A campaign flag for President Joe Biden flies over tents at a makeshift camp of migrants at the border port of entry leading to the United States in Tijuana, Mexico.

A campaign flag for President Joe Biden flies over tents at a makeshift camp of migrants at the border port of entry leading to the United States in Tijuana, Mexico. | AP Photo/Gregory Bull

'WE ARE HERE, ALL OF US, WAITING' In the weeks after Biden's inauguration, migrants across the city of Tijuana began to leave the various shelters and apartments where they'd been living in favor of an open-air encampment just north of the city's center. It's not a cheerful place; people have little to eat and there's no running water. But it has a crucial location: It's right next to the El Chaparral Point of Entry, the nearest legal crossing into the United States. Anticipating that the doors to the U.S. might soon open, they set up at the very foot of the country's entrance.

In February, Rosemeri, an asylum seeker from El Salvador, said she pitched a tarp next to just two others. By early March, it had grown into a shantytown of more than 1,000 people, and today as many as 2,000 migrants — most of them families with children — brave the elements each day and night. Together, the makeshift community decided on a name for the tent city: La Esperanza, The Hope.

Rosemeri, like most people in the camp, is not a new arrival to Tijuana. She left her home in El Salvador in 2019, fleeing threats against her life from the gang that controls her neighborhood. Her plan was to request asylum in the U.S. But by the time she arrived at the southern border last April, a month into the Covid pandemic, it had been closed indefinitely to asylum seekers by a Trump administration public health order.
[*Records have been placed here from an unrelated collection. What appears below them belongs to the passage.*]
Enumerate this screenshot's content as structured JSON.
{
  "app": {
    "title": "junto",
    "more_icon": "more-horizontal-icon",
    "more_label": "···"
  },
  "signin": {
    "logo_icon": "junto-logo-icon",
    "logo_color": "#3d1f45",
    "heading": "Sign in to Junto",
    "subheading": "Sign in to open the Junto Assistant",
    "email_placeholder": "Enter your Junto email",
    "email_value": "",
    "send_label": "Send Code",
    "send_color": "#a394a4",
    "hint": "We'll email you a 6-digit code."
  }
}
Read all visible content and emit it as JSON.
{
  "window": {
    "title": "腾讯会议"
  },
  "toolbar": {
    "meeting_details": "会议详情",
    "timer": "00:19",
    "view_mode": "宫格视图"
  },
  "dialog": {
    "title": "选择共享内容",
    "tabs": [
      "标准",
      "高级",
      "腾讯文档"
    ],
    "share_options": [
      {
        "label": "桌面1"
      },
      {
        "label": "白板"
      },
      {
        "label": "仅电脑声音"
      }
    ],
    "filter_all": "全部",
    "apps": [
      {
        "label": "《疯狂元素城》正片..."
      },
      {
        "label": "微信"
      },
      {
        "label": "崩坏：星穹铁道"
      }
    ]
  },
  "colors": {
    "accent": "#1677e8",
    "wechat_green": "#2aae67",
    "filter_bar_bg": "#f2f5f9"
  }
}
Since then, she and tens of thousands of others have had no choice but to wait in northern Mexico, shuffling from shelter to shelter for months, hoping for a change in policy.

"We are Salvadorans, Hondurans, Haitians, Cubans, Mexicans, Nicaraguans," she told Jack Hererra of the residents of La Esperanza. "We are here, all of us, waiting."

The early months of Biden's administration have been shadowed by a major increase in immigration , with border agents encountering more than 100,000 people attempting to cross unauthorized in February and more than 170,000 in March, a 15-year high. Critics on the right blame the president's welcoming rhetoric, saying that after Trump's hardline tack toward the border, it's no wonder migrants are rushing in under softer leadership. But migrants themselves have a very different view, Hererra writes in POLITICO Magazine: The issue isn't Biden extending a hand; it's that he hasn't figured out what he wants to do — and has kept the legal pathway closed in the meantime.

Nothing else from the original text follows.